Influenced by the electronic experiments of his good friend and co – writer Klaus Nomi and Brian Eno as well as by Kraftwerk, Parrish together with “Cool” Raul Rodriguez recorded their best-known work in a tiny studio sometimes shared with Afrika Baambaata, whose own sessions with Arthur Baker and John Robie produced a number of classics equal to Parrish’s own, including “Wildstyle, ” “Looking for the Perfect Beat, ” and the infamous “Planet Rock.” What distinguished “Hip-Hop Be Bop, ” however, was its lack of vocals and the extremely wide spectrum of popularity it gained in the club scene, from ghetto breakdance halls to uptown clubs like Danceteria and the Funhouse.
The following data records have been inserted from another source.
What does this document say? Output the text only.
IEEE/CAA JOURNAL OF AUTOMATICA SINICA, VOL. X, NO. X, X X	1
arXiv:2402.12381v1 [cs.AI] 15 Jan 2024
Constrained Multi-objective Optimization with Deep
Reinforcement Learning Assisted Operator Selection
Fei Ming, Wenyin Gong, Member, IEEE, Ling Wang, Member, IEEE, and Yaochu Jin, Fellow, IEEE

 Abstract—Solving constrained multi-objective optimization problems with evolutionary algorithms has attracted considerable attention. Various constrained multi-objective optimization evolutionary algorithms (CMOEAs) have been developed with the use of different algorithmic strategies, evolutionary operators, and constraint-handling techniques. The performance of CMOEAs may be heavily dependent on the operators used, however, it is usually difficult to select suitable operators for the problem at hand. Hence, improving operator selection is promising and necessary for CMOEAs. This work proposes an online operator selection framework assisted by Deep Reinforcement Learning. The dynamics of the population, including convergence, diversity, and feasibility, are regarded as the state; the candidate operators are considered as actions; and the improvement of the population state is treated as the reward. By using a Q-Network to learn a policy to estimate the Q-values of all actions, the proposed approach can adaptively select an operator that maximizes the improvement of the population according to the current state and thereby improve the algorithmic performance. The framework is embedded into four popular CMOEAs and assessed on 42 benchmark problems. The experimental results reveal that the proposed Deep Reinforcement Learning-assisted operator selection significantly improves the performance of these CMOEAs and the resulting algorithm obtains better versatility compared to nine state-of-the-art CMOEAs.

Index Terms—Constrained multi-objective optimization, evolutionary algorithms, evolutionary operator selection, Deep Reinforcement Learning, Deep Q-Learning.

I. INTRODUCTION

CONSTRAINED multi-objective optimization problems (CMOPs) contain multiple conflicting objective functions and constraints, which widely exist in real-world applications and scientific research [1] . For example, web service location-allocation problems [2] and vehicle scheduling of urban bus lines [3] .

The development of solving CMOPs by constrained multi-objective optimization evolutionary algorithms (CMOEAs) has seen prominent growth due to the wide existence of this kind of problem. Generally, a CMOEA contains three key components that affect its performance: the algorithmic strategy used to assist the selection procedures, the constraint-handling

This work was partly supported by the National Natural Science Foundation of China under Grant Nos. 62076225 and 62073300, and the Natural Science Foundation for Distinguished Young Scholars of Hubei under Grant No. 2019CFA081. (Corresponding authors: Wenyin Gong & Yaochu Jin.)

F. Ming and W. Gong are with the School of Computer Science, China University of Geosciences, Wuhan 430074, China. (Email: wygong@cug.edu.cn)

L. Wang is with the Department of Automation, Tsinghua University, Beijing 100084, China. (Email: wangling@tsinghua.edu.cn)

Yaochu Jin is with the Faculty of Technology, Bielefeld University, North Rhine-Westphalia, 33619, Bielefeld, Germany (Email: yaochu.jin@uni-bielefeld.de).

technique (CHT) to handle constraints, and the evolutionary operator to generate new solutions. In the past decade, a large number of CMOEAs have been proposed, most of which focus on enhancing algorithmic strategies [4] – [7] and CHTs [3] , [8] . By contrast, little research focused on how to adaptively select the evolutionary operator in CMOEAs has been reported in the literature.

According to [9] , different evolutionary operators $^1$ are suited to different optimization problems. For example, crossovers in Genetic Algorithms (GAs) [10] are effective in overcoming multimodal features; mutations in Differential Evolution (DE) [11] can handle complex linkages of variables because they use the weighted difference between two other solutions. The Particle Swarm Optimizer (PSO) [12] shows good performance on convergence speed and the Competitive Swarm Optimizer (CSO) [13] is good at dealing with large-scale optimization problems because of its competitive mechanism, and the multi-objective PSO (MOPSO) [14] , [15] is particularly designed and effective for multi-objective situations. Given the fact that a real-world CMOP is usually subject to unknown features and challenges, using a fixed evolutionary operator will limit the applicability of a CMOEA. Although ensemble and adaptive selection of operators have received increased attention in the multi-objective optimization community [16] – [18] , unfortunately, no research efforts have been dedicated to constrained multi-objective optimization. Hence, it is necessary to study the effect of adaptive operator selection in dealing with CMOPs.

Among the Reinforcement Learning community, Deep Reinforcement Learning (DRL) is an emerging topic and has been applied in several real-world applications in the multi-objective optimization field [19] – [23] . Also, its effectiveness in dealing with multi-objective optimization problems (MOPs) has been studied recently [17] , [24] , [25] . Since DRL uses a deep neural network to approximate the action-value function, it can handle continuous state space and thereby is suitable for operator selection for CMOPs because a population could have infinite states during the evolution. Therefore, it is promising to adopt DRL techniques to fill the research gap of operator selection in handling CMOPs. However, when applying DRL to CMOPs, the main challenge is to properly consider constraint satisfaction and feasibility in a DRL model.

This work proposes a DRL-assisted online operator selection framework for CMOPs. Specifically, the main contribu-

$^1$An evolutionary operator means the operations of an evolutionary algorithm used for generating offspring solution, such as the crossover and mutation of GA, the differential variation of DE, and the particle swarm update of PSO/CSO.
After he discovered a pirated copy of his music being played by a local DJ at theinfamous “Anvil” club ( NYC ), Parrish found his way to the offices of the Importe label (a subsidiary of popular dance imprint Sugarscoop and Disconet DJ mixing service), which whom he inked his first deal. He released his self-titled LP shortly after, and the album went on to sell over 3 million copies worldwide. He was signed to Electra Records and managed by David Bowie’s notorious manager Tony De Fries and the infamous Main Man Ltd management team. Tony De Fries had managed careers of David Bowie, New York Dolls, Mott the Hoople, Mick Ronson and Dana Gillespie to name a few.
Following a period of burn-out that followed, Parrish recorded and remixed tracks for Michael Jackson, Boy George, Gloria Gaynor, and Hi-NRG group Man2Man, among others, and served as manager for the Village People and Crystal Water to name a few. While Parrish’s subsequent material has achieved nowhere near the success or creative pitch of his earlier work, he continues to record from his brooklyn studio and is a frequent DJ at New York’s eclectic night spots and SM clubs. His Sunday Underground Party “Sperm” at the “Cock Bar” on New Yorks lower east side, is notorious, to say the least ! He is main DJ and co founder for a circut party called “Hustlerball” which has parties in many cities worldwide. He also has several adult websites and online businesses which keep him busy as a webmaster, and “jack of all trades”. His second LP, DreamTime, appeared on Strictly Rhythm in 1997.